Bu bakımdan filmin mizahı iki kategoriye oturuyor. İlk kategori modern moda trendleri ile dalga geçen iğneleyici esprilerden oluşuyor. Bazı sahneler ilk filmdeki esprileri olduğu gibi tekrarlasa da, 2016’ya uyan bir kaç komik sekans da var Zoolander 2’de. Retro modayla dalga geçerken aynı anda sırf nostalji olsun diye beğenen hipster kültürü, moda dünyasının yeni ‘dahi’si Don Atari (Kyle Mooney) karakteri ile gayet etkileyici bir biçimde hakettiği alayı buluyor. Diğer yandan Hansel’in aralarında Kiefer Sutherland’in de bulunduğu 11 kişilik bir grup seks ile evlenmesi etrafında oluşan espriler, modern bir absürd ve alternatif komedi tonu yakalıyor.
Esprilerin ikinci kategorisi ise çok daha tembel bir yaklaşıma sahip, o da sırf konuk yıldızların varlığı ile komik olmaya çalışması. Filmi yöneten ve yazarlarından biri olan Stiller, bir sahneden ne zaman organik bir biçimde mizah çıkaramayacağını anlayınca ekrana fırlatabileceği kaç tane ünlü varsa koymuş filmine. Bu konuk yıldız kalabalığı arasında bazı esprilerin en azından bir mantığı var (Bir sürü insanın nefret ettiği Justin Bieber’ın filmin başında aşırı şiddetli bir biçimde öldürülmesi mesela), fakat çoğu konuk oyuncunun safi varlıklarıyla güldürmesi bekleniyor (‘Aaa, bak Sting de var filmde!’).

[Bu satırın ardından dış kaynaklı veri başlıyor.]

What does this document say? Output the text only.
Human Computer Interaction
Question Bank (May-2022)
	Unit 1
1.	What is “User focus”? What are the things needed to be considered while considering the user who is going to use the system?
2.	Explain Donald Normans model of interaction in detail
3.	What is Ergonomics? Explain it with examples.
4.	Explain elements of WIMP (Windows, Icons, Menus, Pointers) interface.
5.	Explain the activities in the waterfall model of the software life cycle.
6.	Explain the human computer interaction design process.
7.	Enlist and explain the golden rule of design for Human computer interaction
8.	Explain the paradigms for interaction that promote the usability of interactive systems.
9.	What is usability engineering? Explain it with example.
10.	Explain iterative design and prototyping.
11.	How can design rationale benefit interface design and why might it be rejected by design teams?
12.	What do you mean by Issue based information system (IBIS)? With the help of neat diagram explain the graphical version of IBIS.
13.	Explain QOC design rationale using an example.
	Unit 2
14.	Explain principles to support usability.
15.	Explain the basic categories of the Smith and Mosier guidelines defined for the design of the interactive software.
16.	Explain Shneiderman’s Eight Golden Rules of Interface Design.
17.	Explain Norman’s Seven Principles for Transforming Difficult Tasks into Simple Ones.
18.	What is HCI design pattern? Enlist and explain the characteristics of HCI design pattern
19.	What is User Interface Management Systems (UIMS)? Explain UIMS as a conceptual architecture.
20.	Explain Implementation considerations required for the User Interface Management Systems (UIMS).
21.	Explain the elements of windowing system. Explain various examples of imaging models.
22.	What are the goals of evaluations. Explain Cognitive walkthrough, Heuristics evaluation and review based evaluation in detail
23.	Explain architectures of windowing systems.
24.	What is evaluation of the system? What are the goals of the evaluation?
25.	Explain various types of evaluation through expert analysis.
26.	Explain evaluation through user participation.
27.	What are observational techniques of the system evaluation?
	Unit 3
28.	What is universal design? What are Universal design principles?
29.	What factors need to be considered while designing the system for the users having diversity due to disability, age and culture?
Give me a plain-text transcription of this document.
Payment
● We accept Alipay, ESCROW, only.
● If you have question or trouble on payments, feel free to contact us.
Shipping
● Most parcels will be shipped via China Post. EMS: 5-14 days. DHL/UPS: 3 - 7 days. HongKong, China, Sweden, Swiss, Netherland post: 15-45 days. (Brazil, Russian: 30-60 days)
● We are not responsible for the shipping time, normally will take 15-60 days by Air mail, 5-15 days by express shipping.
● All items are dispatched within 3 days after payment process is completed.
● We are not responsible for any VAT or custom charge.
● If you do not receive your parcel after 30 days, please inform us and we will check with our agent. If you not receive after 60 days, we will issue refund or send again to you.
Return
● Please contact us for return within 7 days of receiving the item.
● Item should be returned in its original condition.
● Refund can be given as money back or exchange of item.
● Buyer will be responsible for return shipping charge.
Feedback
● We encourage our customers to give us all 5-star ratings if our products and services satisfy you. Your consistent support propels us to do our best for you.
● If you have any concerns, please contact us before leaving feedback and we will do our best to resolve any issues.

Zoolander 2, ilk filmde de olduğu gibi toplamda 10-15 dakikalık kalite komediyi 90 dakikalık bir uzunluğa oturtmaya, bunu yaparken de derinlikten yoksun bir karikatür karakteri takip ettirtmeye uğraşıyor. Filmde bir kaç başarılı espri var tabii, fakat onlar da konu ile alakalı olmadığı için zaman içinde YouTube’da kolayca izlenebilir. Eğer ilk Zoolander’ın büyük hayranıysanız ve tıpatıp aynı filmi izlemek baymayacaksa tavsiye edilebilir.